The Gods Themselves - Isaac Asimov I know I have said this before about other good books but I really do wonder how I missed this one. I've read a good majority of Asimov's works and considering the esteem this is held in I'm slightly lessened by not having read this earlier. I've always loved Asimov best out of the science fiction giants because of just how much science he puts into his fiction. The book doesn't disappoint in that area. The other thing I love is that even most laymen can understand the science he puts into his books.
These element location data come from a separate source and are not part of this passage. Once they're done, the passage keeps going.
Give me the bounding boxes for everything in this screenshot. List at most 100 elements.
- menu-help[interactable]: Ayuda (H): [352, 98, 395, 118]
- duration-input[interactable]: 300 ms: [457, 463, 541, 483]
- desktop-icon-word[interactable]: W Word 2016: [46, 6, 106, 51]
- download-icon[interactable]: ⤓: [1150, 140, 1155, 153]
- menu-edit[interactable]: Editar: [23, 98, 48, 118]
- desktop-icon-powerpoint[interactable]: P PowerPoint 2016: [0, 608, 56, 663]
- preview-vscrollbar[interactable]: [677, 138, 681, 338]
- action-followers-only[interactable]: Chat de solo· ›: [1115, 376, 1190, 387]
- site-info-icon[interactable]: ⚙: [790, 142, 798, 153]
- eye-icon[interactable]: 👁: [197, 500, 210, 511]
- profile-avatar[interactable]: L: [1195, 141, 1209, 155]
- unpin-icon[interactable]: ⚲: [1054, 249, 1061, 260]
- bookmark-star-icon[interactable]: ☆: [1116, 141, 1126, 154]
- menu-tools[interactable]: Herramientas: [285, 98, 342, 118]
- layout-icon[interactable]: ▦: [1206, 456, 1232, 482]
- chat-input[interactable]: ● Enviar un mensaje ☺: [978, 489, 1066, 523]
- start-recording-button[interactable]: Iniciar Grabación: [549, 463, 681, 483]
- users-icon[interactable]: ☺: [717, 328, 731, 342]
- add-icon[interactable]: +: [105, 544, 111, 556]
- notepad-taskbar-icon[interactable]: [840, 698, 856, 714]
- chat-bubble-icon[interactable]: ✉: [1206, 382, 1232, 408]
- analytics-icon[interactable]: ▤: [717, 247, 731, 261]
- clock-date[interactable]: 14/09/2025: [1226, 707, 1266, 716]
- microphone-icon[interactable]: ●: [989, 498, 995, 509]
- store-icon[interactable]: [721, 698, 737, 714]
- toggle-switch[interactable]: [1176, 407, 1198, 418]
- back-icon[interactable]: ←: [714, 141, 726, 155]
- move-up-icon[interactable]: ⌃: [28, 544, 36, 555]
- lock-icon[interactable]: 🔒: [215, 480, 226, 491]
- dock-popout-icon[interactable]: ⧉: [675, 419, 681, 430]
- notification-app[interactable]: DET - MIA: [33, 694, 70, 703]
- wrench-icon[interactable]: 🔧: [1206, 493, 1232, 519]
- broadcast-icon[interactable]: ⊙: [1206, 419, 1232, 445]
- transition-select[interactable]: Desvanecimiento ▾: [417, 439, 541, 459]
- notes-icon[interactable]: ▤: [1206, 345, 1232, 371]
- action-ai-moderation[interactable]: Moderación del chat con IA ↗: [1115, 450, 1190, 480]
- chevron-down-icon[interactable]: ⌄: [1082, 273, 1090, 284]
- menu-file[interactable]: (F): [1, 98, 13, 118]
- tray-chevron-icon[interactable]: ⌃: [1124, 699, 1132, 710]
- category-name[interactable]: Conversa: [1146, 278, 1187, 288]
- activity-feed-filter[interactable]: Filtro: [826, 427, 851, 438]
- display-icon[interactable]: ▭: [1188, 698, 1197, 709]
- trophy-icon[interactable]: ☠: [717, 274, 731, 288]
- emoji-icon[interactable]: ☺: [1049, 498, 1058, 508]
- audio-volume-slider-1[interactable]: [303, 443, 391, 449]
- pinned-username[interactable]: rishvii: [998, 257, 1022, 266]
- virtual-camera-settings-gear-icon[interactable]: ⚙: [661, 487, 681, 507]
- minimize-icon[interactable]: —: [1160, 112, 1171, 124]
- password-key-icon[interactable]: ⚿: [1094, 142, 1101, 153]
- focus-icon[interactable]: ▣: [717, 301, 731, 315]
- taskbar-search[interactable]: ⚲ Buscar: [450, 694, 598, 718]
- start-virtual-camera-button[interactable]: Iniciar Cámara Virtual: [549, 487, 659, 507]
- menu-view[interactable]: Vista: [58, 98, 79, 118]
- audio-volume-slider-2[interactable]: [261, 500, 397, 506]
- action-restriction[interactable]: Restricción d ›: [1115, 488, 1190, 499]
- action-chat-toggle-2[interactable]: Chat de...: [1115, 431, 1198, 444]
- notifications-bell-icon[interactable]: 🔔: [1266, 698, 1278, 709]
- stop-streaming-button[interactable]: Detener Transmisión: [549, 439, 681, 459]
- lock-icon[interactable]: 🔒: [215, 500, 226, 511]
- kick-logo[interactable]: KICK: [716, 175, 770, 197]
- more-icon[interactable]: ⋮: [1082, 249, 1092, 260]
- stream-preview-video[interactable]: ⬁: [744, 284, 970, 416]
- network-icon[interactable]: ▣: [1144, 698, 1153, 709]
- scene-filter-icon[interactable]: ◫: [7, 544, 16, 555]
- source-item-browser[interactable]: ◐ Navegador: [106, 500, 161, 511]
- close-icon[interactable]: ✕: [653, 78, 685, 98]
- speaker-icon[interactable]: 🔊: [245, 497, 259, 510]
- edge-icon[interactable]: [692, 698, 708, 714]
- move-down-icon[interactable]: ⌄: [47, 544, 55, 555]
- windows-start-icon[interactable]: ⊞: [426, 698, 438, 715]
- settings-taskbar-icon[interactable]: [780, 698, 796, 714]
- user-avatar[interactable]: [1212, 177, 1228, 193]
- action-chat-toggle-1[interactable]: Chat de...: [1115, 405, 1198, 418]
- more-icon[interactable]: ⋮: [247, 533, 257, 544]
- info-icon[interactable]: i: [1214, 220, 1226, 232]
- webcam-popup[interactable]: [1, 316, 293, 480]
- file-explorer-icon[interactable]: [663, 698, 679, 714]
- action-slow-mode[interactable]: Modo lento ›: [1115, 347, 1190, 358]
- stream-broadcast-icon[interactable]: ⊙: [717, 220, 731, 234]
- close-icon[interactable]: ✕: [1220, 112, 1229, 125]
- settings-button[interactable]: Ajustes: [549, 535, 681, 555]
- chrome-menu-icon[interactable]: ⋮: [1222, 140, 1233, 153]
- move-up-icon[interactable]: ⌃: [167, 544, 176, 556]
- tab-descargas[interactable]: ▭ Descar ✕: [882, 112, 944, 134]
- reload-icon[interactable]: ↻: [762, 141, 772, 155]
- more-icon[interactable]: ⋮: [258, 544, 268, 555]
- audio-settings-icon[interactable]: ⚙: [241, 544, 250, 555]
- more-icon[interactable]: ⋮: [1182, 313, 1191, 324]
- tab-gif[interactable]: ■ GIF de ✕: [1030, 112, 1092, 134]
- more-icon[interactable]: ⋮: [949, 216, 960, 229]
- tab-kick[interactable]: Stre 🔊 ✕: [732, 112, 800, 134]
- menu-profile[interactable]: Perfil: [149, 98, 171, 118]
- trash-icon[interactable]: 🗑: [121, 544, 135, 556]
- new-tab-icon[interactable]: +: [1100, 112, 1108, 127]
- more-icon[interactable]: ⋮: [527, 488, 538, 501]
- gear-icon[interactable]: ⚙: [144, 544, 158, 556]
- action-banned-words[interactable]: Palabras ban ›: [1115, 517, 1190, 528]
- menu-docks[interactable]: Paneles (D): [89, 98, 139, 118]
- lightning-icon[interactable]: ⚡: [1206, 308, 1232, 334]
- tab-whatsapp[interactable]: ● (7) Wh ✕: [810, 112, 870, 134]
I will admit that it's a little harder to here but that's what makes this book. Once you conquer it you are able to enjoy the story as it unfolds a little more.You need a firm grounding in something when it not only switches to the “Para” universe but even more so when he begins to also explain how these aliens mate and relate. That's a pretty hard thing to do without making this book seamy ala Heinlein. Asimov not only manages but he makes you see their plight in a sympathetic light even though it's also a threat to humanity.I wouldn't recommend this as an introduction to science fiction but it's a must read for those that love the genre.

After the Quake

After the Quake - Haruki Murakami, Jay Rubin I'm not a rabid Murakami fan but I do like a good portion of his writing. So I opened this with some high hopes. Most short story collections will usually contain a few good stories and this author is really good when he nails it. I guess this outing he hit his thumbs a few times. Let's start with the title after the quake. We're informed in the intro that these are thoughts set during the time of the Kobe earthquake. So why isn't it mentioned more in all of the stories? I realize that it's supposed to be a catalyst but except for two Honey Pie and Super Frog Saves Tokyo it's a tenuous one at best. While the latter sounds like it might be silly it's the better of the two. It shows the helplessness of the average mundane human in the face of something as catastrophic as an earthquake and how our deepest wishes are that someone might save us. While Honey Pie is sweet it really didn't strike me as something Murakami would even write.The other four stories are more his style with Landscape with Flatiron being the only one that stood out. Again Murakami explores one of his favourite subjects, death, which he doesn't need the excuse of an earthquake to write about. The rest were more or less forgettable to me.Unfortunately I have to average this out so I'll give it 3 stars but Super frog really deserves a 5 on it's own.